Last modified: 2007-11-30 17:11:31 EST
Created attachment 128387 [details]
False positive patch; Works on FC3 and FC5. (didn't have FC4 to test it on)
Description of problem:
rkhunter shows false positive warnings while scanning for hidden files under
FC3, FC4 and FC5. (See below)
Version-Release number of selected component (if applicable):
Steps to Reproduce:
1. rkhunter -c -sk
Scanning for hidden files... [ Warning! ]
/dev/.udev.tdb /usr/share/man/man1/..1.gz /etc/.pwd.lock
Please inspect: /usr/share/man/man1/..1.gz (gzip compressed data, from Unix,
See attached patch.
Each installation of rkhunter should be 'adapted' for the individual computer
upon which it is to be run. This is, in fact, part of the setup procedure.
Default 'Whitelisting' is a dangerous practice. It gives the cracker an open
opportunity to hide his tools right under your nose. It is a philosophical
decision NOT to engage in this 'convenience'. YOUR philosophy may vary...
After you have executed your due diligence and actually inspected the file which
was reported (/usr/share/man/man1/..1.gz in this case) you will find an entry
corresponding to this file already in the /etc/rkhunter.conf configuration file.

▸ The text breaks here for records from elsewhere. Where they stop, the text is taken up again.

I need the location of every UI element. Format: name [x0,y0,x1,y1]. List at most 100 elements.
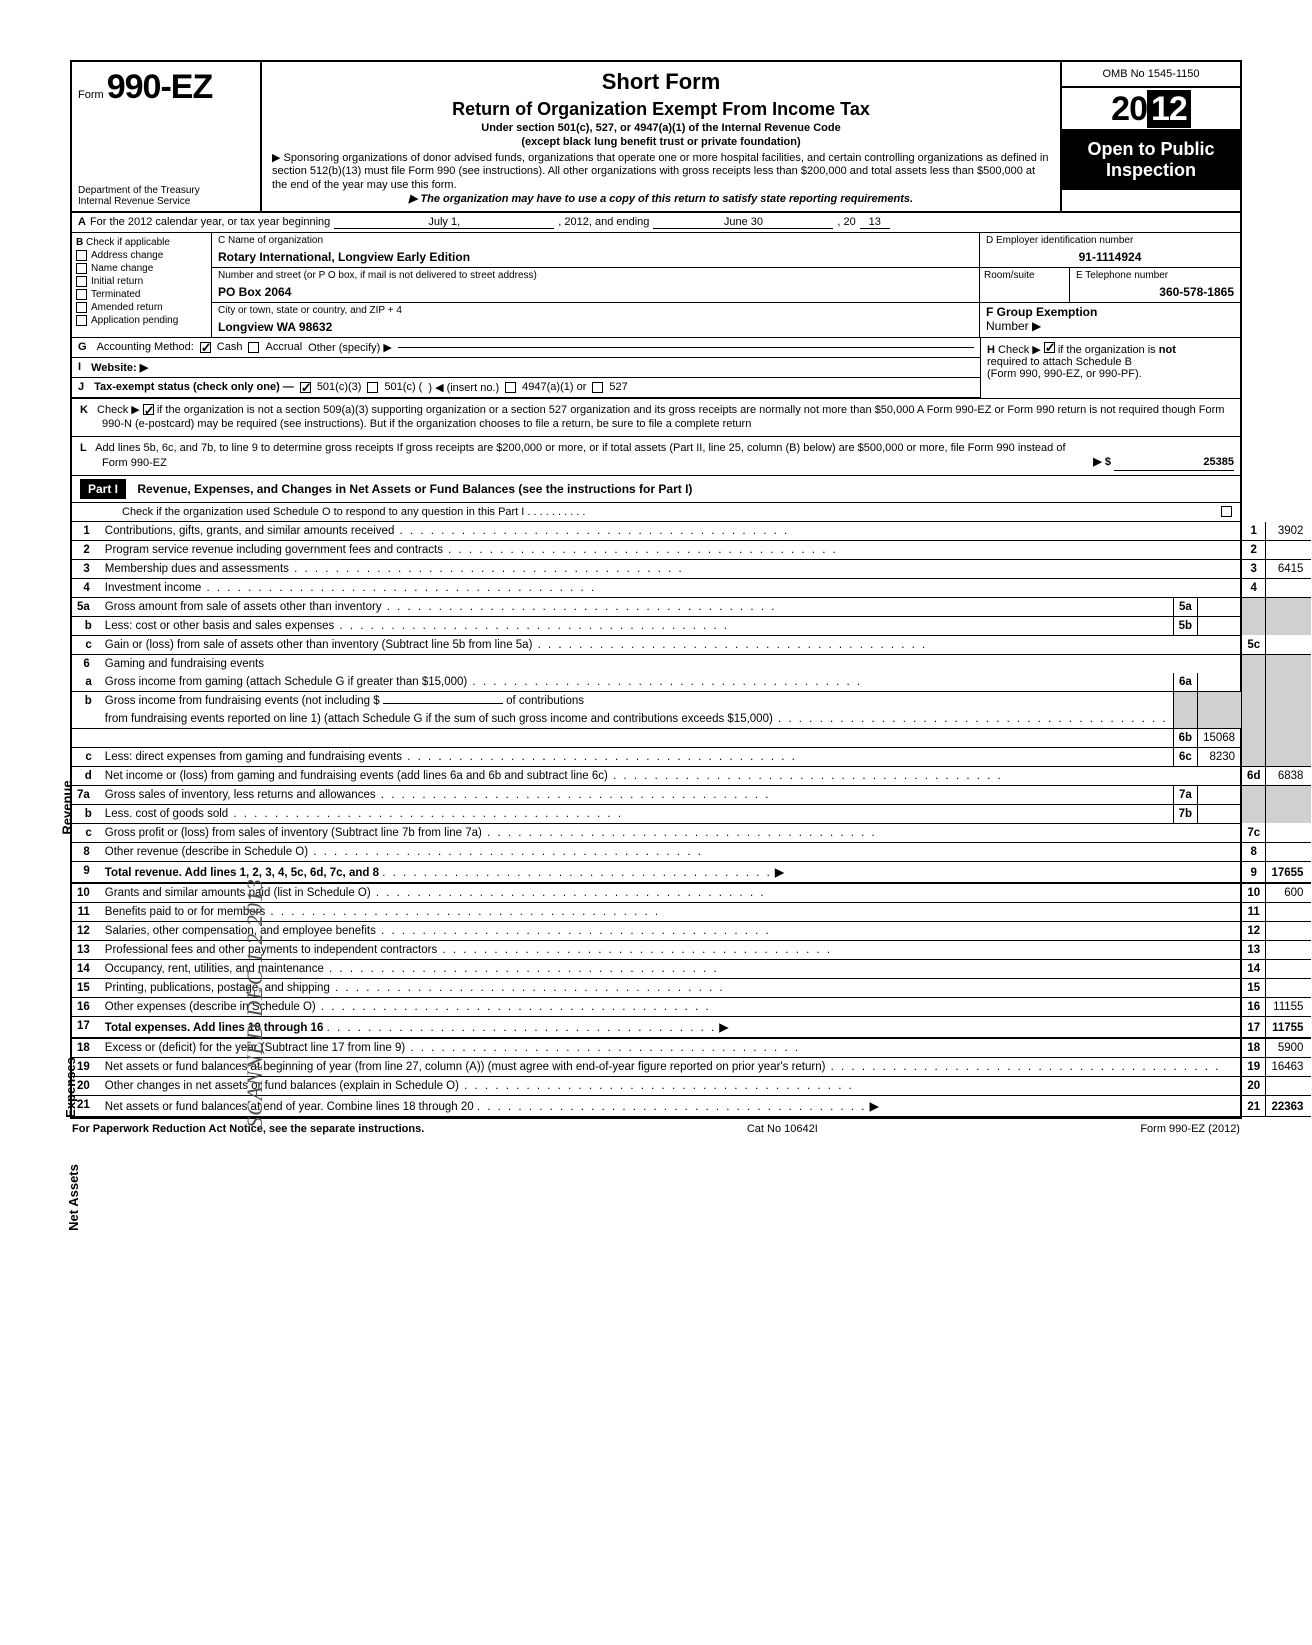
row-a-text2: , 2012, and ending [558,216,649,228]
l12-bv [1266,921,1311,940]
header-note-2: ▶ The organization may have to use a cop… [272,193,1050,207]
l1-d: Contributions, gifts, grants, and simila… [105,525,395,537]
subtitle-2: (except black lung benefit trust or priv… [272,136,1050,150]
l13-bv [1266,940,1311,959]
header: Form 990-EZ Department of the Treasury I… [72,62,1240,213]
part1-row: Part I Revenue, Expenses, and Changes in… [72,476,1240,522]
l6c-d: Less: direct expenses from gaming and fu… [105,751,402,763]
l18-n: 18 [72,1038,100,1058]
row-a-begin: July 1, [334,216,554,229]
cb-cash[interactable] [200,342,211,353]
l21-bn: 21 [1242,1095,1266,1116]
lbl-other: Other (specify) ▶ [308,341,392,354]
cb-k[interactable] [143,404,154,415]
h-text4: (Form 990, 990-EZ, or 990-PF). [987,368,1142,380]
l16-bv: 11155 [1266,997,1311,1016]
l11-bv [1266,902,1311,921]
h-label: H [987,344,995,356]
l17-arrow: ▶ [719,1022,728,1034]
l-val: 25385 [1114,455,1234,471]
cb-app-pending[interactable] [76,315,87,326]
l12-bn: 12 [1242,921,1266,940]
cb-amended[interactable] [76,302,87,313]
l6c-n: c [72,747,100,766]
f-group-number: Number ▶ [986,319,1234,333]
cb-527[interactable] [592,382,603,393]
l3-bn: 3 [1242,559,1266,578]
lbl-app-pending: Application pending [91,315,178,326]
h-not: not [1159,344,1176,356]
l18-bn: 18 [1242,1038,1266,1058]
row-h: H Check ▶ if the organization is not req… [980,338,1240,398]
lbl-amended: Amended return [91,302,163,313]
dept-irs: Internal Revenue Service [78,196,254,207]
l19-bn: 19 [1242,1057,1266,1076]
l6d-d: Net income or (loss) from gaming and fun… [105,770,608,782]
info-grid: B Check if applicable Address change Nam… [72,233,1240,338]
l4-bv [1266,578,1311,597]
cb-terminated[interactable] [76,289,87,300]
l7c-d: Gross profit or (loss) from sales of inv… [105,827,482,839]
f-group-label: F Group Exemption [986,305,1234,319]
l5c-d: Gain or (loss) from sale of assets other… [105,639,533,651]
l8-d: Other revenue (describe in Schedule O) [105,846,308,858]
h-text2: if the organization is [1058,344,1156,356]
side-revenue: Revenue [60,780,75,834]
col-b: B Check if applicable Address change Nam… [72,233,212,337]
d-ein-label: D Employer identification number [980,233,1240,248]
cb-initial-return[interactable] [76,276,87,287]
l7c-n: c [72,823,100,842]
l9-arrow: ▶ [775,867,784,879]
l7c-bn: 7c [1242,823,1266,842]
l13-d: Professional fees and other payments to … [105,944,437,956]
l6b-d3: from fundraising events reported on line… [105,713,773,725]
cb-name-change[interactable] [76,263,87,274]
l19-d: Net assets or fund balances at beginning… [105,1061,826,1073]
part1-title: Revenue, Expenses, and Changes in Net As… [137,482,692,496]
l7a-n: 7a [72,785,100,804]
cb-501c3[interactable] [300,382,311,393]
l14-bn: 14 [1242,959,1266,978]
shade-6c [1242,747,1266,766]
l1-n: 1 [72,522,100,541]
l5b-n: b [72,616,100,635]
year-suffix: 12 [1147,90,1191,128]
l-text: Add lines 5b, 6c, and 7b, to line 9 to d… [95,442,1065,469]
l-arrow: ▶ $ [1093,456,1111,468]
room-label: Room/suite [980,268,1070,302]
shade-6cv [1266,747,1311,766]
l14-bv [1266,959,1311,978]
sched-o-text: Check if the organization used Schedule … [122,506,585,518]
row-j: J Tax-exempt status (check only one) — 5… [72,378,980,398]
l10-d: Grants and similar amounts paid (list in… [105,887,371,899]
l5b-d: Less: cost or other basis and sales expe… [105,620,335,632]
l3-d: Membership dues and assessments [105,563,289,575]
cb-address-change[interactable] [76,250,87,261]
col-b-label: B [76,237,83,248]
l5c-bn: 5c [1242,635,1266,654]
cb-h-check[interactable] [1044,342,1055,353]
l8-n: 8 [72,842,100,861]
l2-d: Program service revenue including govern… [105,544,443,556]
l5c-n: c [72,635,100,654]
l5a-mv [1198,597,1242,616]
l7c-bv [1266,823,1311,842]
cb-sched-o[interactable] [1221,506,1232,517]
cb-accrual[interactable] [248,342,259,353]
l10-bv: 600 [1266,883,1311,903]
l10-n: 10 [72,883,100,903]
other-line [398,347,974,348]
l6b-n: b [72,691,100,710]
l10-bn: 10 [1242,883,1266,903]
shade-6 [1242,654,1266,747]
city-val: Longview WA 98632 [212,318,979,337]
cb-501c[interactable] [367,382,378,393]
l14-n: 14 [72,959,100,978]
l6b-mn: 6b [1173,728,1197,747]
shade-5v [1266,597,1311,635]
l16-d: Other expenses (describe in Schedule O) [105,1001,316,1013]
l9-n: 9 [72,861,100,883]
form-number: 990-EZ [107,68,213,106]
c-name-val: Rotary International, Longview Early Edi… [212,248,979,267]
cb-4947[interactable] [505,382,516,393]
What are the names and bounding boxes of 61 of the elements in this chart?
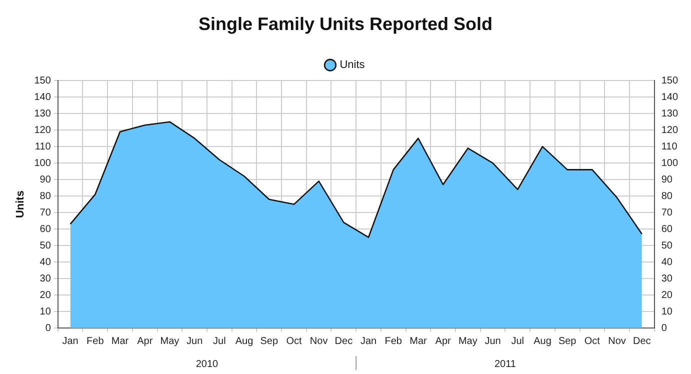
y-tick-label: 70 [40,207,52,218]
y-axis-title: Units [14,190,27,218]
y-tick-label: 20 [40,290,52,301]
x-tick-label: Oct [584,336,600,347]
y-tick-label: 30 [40,273,52,284]
x-tick-label: Dec [632,336,651,347]
y2-tick-label: 90 [661,174,673,186]
x-tick-label: Apr [137,336,154,347]
text: 2011 [494,358,516,370]
y2-tick-label: 80 [661,190,673,202]
y-tick-label: 130 [34,108,52,120]
y2-tick-label: 130 [661,108,678,120]
y2-tick-label: 20 [661,290,673,301]
x-tick-label: Nov [608,336,626,347]
y-tick-label: 110 [34,141,52,152]
x-tick-label: Jan [360,336,377,347]
x-tick-label: Apr [435,336,452,347]
y-tick-label: 60 [40,224,52,235]
x-tick-label: Jan [62,336,78,347]
y-tick-label: 150 [34,75,52,86]
y2-tick-label: 70 [661,207,673,218]
y2-tick-label: 60 [661,224,673,235]
x-tick-label: Aug [534,336,552,347]
y2-tick-label: 10 [661,306,673,318]
y-tick-label: 140 [34,92,52,103]
y-tick-label: 10 [40,306,52,318]
y2-tick-label: 120 [661,124,678,136]
y-tick-label: 120 [34,124,52,136]
y2-tick-label: 110 [661,141,678,152]
y2-tick-label: 40 [661,256,673,268]
y-tick-label: 100 [34,158,52,169]
x-tick-label: May [458,336,478,347]
y2-tick-label: 100 [661,158,678,169]
y2-tick-label: 30 [661,273,673,284]
x-tick-label: Feb [86,336,104,347]
legend-label: Units [340,59,366,72]
y-tick-label: 90 [40,174,52,186]
y-tick-label: 50 [40,240,52,252]
y2-tick-label: 0 [661,322,668,334]
text: 2010 [196,358,219,370]
x-tick-label: Feb [384,336,402,347]
y2-tick-label: 150 [661,75,678,86]
x-tick-label: May [160,336,180,347]
x-tick-label: Sep [260,336,278,347]
x-tick-label: Mar [111,336,130,347]
x-tick-label: Nov [310,336,328,347]
x-tick-label: Dec [334,336,353,347]
x-tick-label: Oct [286,336,302,347]
chart-title: Single Family Units Reported Sold [198,14,493,34]
x-tick-label: Aug [235,336,254,347]
x-tick-label: Jun [186,336,203,347]
x-tick-label: Jul [213,336,226,347]
y-tick-label: 80 [40,190,52,202]
y-tick-label: 0 [45,322,52,334]
x-tick-label: Mar [410,336,428,347]
y2-tick-label: 140 [661,92,678,103]
y2-tick-label: 50 [661,240,673,252]
x-tick-label: Sep [558,336,577,347]
x-tick-label: Jun [484,336,501,347]
y-tick-label: 40 [40,256,52,268]
x-tick-label: Jul [511,336,524,347]
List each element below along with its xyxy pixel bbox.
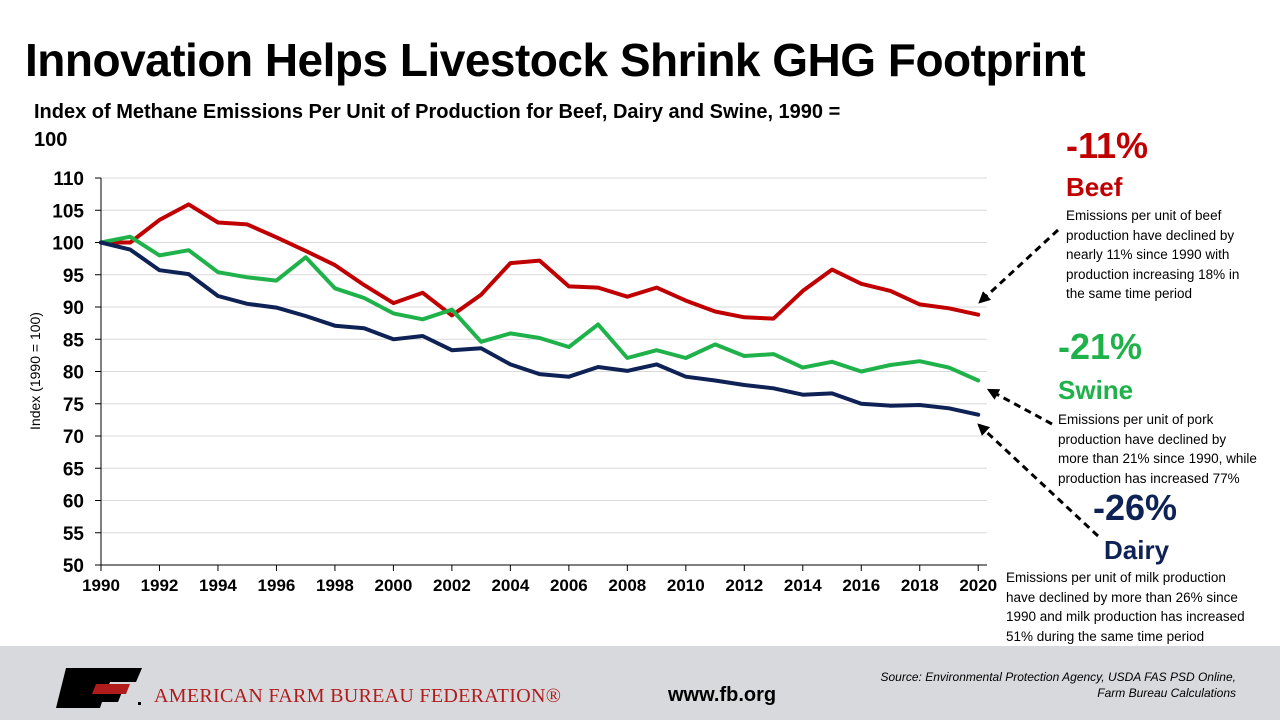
beef-percent: -11% bbox=[1066, 125, 1149, 166]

Simply uncomment this entry (removing the leading #) and it will no longer be
reported. While it is NOT possible to foresee every variation of this basic
theme of adaptation, there are a few other commented entries in rkhunter.conf
as well for things like JVM installation.
These commented entries are provided as EXAMPLES to illustrate how to add
'whitelisted' directories or files to YOUR system's configuration.
Sorry for the inconvenience. It is the nature of this tool. Use it wisely.